Gary Edmund Carter
By J.R. Lebert aka jrlebert
A decade and a half before we would come to know a certain center fielder in Seattle by the same nickname, fans of the Expos and Mets began a 30-year love affair with the original “Kid”, Gary Edmund Carter.
As a lifelong, die hard Mets fan, it was easy to gravitate towards our beloved catcher. As Jesse Orosco said after learning of Carter’s trade to the Mets, “We have a chance to win it all now!” See, Carter’s nickname was derived from both the way he played the game, and the way he viewed the game. Carter knew that this was, indeed, a kid’s game, meant to be enjoyed, celebrated, and fun. His smile, winning attitude, and drive to succeed infected his teammates, never more so than in the Mets 1986 World Championship season.
In contrast to most of the Mets clubhouse, he was a devout Christian, and lived and carried himself as one who adhered to a higher standard, long before Tim Tebow put one’s faith front and center.
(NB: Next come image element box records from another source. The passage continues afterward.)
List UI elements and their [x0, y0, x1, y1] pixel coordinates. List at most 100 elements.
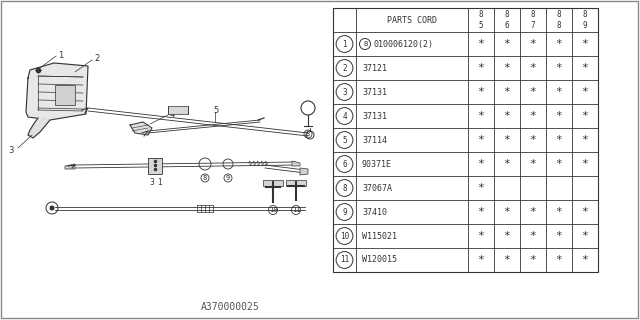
Text: *: *: [477, 159, 484, 169]
Text: *: *: [530, 255, 536, 265]
Text: 2: 2: [94, 53, 99, 62]
Text: 8: 8: [557, 21, 561, 30]
Text: *: *: [582, 231, 588, 241]
Text: *: *: [477, 111, 484, 121]
Text: *: *: [582, 111, 588, 121]
Bar: [333, 8, 598, 272]
Text: *: *: [504, 255, 510, 265]
Text: PARTS CORD: PARTS CORD: [387, 15, 437, 25]
Text: 4: 4: [342, 111, 347, 121]
Polygon shape: [130, 122, 152, 135]
Text: 3: 3: [149, 178, 154, 187]
Text: *: *: [556, 39, 563, 49]
Text: *: *: [556, 135, 563, 145]
Text: 4: 4: [170, 109, 175, 118]
Text: *: *: [477, 255, 484, 265]
Text: 5: 5: [342, 135, 347, 145]
Text: 8: 8: [557, 10, 561, 19]
Text: 3: 3: [8, 146, 13, 155]
Polygon shape: [300, 168, 308, 175]
Text: 37067A: 37067A: [362, 183, 392, 193]
Bar: [55, 85, 75, 105]
Text: 37131: 37131: [362, 111, 387, 121]
Text: *: *: [530, 135, 536, 145]
Text: *: *: [556, 255, 563, 265]
Text: 8: 8: [203, 175, 207, 181]
Bar: [263, 180, 283, 186]
Text: 1: 1: [342, 39, 347, 49]
Text: 37121: 37121: [362, 63, 387, 73]
Text: 5: 5: [479, 21, 483, 30]
Text: *: *: [477, 231, 484, 241]
Text: *: *: [582, 135, 588, 145]
Text: 37131: 37131: [362, 87, 387, 97]
Text: *: *: [504, 135, 510, 145]
Text: *: *: [556, 231, 563, 241]
Text: *: *: [556, 207, 563, 217]
Text: 7: 7: [531, 21, 535, 30]
Text: *: *: [504, 159, 510, 169]
Text: *: *: [556, 159, 563, 169]
Text: 1: 1: [157, 178, 162, 187]
Text: 5: 5: [213, 106, 218, 115]
Text: *: *: [504, 39, 510, 49]
Circle shape: [49, 205, 54, 211]
Text: A370000025: A370000025: [200, 302, 259, 312]
Polygon shape: [292, 161, 300, 166]
Bar: [148, 158, 162, 174]
Bar: [286, 180, 306, 186]
Text: 11: 11: [292, 207, 300, 213]
Text: 6: 6: [505, 21, 509, 30]
Text: 010006120(2): 010006120(2): [373, 39, 433, 49]
Text: 11: 11: [340, 255, 349, 265]
Text: *: *: [582, 87, 588, 97]
Text: *: *: [504, 63, 510, 73]
Polygon shape: [65, 164, 75, 169]
Text: *: *: [556, 63, 563, 73]
Text: *: *: [504, 87, 510, 97]
Text: 10: 10: [340, 231, 349, 241]
Text: W120015: W120015: [362, 255, 397, 265]
Text: *: *: [477, 183, 484, 193]
Text: 8: 8: [531, 10, 535, 19]
Text: W115021: W115021: [362, 231, 397, 241]
Text: *: *: [582, 39, 588, 49]
Text: *: *: [530, 111, 536, 121]
Text: 3: 3: [342, 87, 347, 97]
Text: *: *: [504, 111, 510, 121]
Text: 8: 8: [505, 10, 509, 19]
Text: *: *: [477, 87, 484, 97]
Text: 10: 10: [269, 207, 277, 213]
Text: 1: 1: [58, 51, 63, 60]
Text: *: *: [530, 159, 536, 169]
Text: *: *: [477, 39, 484, 49]
Text: *: *: [477, 207, 484, 217]
Text: *: *: [530, 87, 536, 97]
Text: 2: 2: [342, 63, 347, 73]
Text: *: *: [504, 231, 510, 241]
Text: B: B: [363, 41, 367, 47]
Text: *: *: [582, 159, 588, 169]
Text: *: *: [556, 111, 563, 121]
Text: 8: 8: [306, 131, 310, 137]
Text: 8: 8: [479, 10, 483, 19]
Text: *: *: [530, 231, 536, 241]
Text: 9: 9: [582, 21, 588, 30]
Text: 9: 9: [342, 207, 347, 217]
Text: *: *: [504, 207, 510, 217]
Text: *: *: [477, 135, 484, 145]
Text: *: *: [556, 87, 563, 97]
Text: *: *: [477, 63, 484, 73]
Text: 8: 8: [342, 183, 347, 193]
Text: *: *: [530, 207, 536, 217]
Text: 37114: 37114: [362, 135, 387, 145]
Text: *: *: [530, 63, 536, 73]
Polygon shape: [26, 63, 88, 120]
Bar: [168, 106, 188, 114]
Text: *: *: [530, 39, 536, 49]
Text: *: *: [582, 255, 588, 265]
Text: 9: 9: [226, 175, 230, 181]
Polygon shape: [28, 118, 50, 138]
Text: *: *: [582, 207, 588, 217]
Text: 37410: 37410: [362, 207, 387, 217]
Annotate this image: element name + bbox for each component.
While Darryl, Doc, Keith, and Dykstra were doing drugs, getting wasted, and losing sight of the big picture, of a World Series title, or even of their responsibility to their teammates, Carter held strong, in his convictions, his faith, and his play on the field. What better person to have as the rock of your team than your backstop? The guy who took responsibility for calling the game and pitch selection also chose to take responsibility for his teammates, with his leadership on and off the field. Carter was the Mets conscience, their “moral compass,” if the Mets of the mid-to-late 80s can be seen as having one.
As a player, Gary Carter is recognized as not only one of the best catchers of his era, but one of the best all-around players. He was an 11-time All-Star, including 10 straight selections from 1979-1988. He was twice named the All-Star Game MVP. A 5-time Silver Slugger winner, he was just as proficient with his defense, winning three Gold Gloves. He finished his career with over 300 home runs, 2000 hits, 1000 RBI’s, and 1000 runs scored, in a career spanning 19 seasons with 4 teams.
Carter lived the game of baseball, coaching small-time college ball just to be closer to the game he loved. Even as cancer was destroying his body, it was never able to take his spirit. Only a week or so before his passing, there he was, on opening day, at Palm Beach Atlantic University, taking a lap for his fans, and supporting his players.
As a collector, I arrived a bit late to the party when it came to collecting “The Kid”. I have a few of his cards, and some signed memorabilia, but nothing I didn’t get in the last 2 or 3 years. Ironically, it’s probably an Expos triple signed piece that I recently purchased, not because of Carter, but because of Tim Raines, that remains the favorite piece I own of Carter, a signed photo of “The Kid”, “Rock”, and “The Hawk”, Andre Dawson, all in their white Expos uniforms.
In Mets-ville, how best to honor Carter has come under a bit of scrutiny in the last few months. The Mets are one of the stingiest franchises in all of sports when it comes to retiring numbers, but the question has been asked: “Do we retire Carter’s number 8?” It may be considered blasphemy, but I say no.
Gary’s number was already rightfully retired by the Expos. One of the franchises few true superstars, along with Tim Raines, Vladimir Guerrero, and Andre Dawson (with no disrespect to Tim Wallach, Steve Rodgers, or Jose Vidro, I wrote “superstars”, not team icons), He was a 7-time All Star and played in over 1500 games for Montreal, compared to only 600 for the Mets. Yes, I know I wrote above about how important he was to our championship of 1986, but that’s why he’s in the Mets Hall Of Fame, along with many of the other heroes from both 1969 and 1986.
How will I best honor him? To me it’s simple. When I play softball on Sundays, I’ll try and have just a little more fun, smile just a little bit more, and hustle just a little harder, if not for me and for my team, for Gary’s legacy, and to honor the way he played the game. “The Kid” will be missed, in Montreal, Queens, and everywhere where a fan or collector goes through that old shoebox and stumbles across a piece of cardboard with the name Gary Carter. Rest in peace, Kid.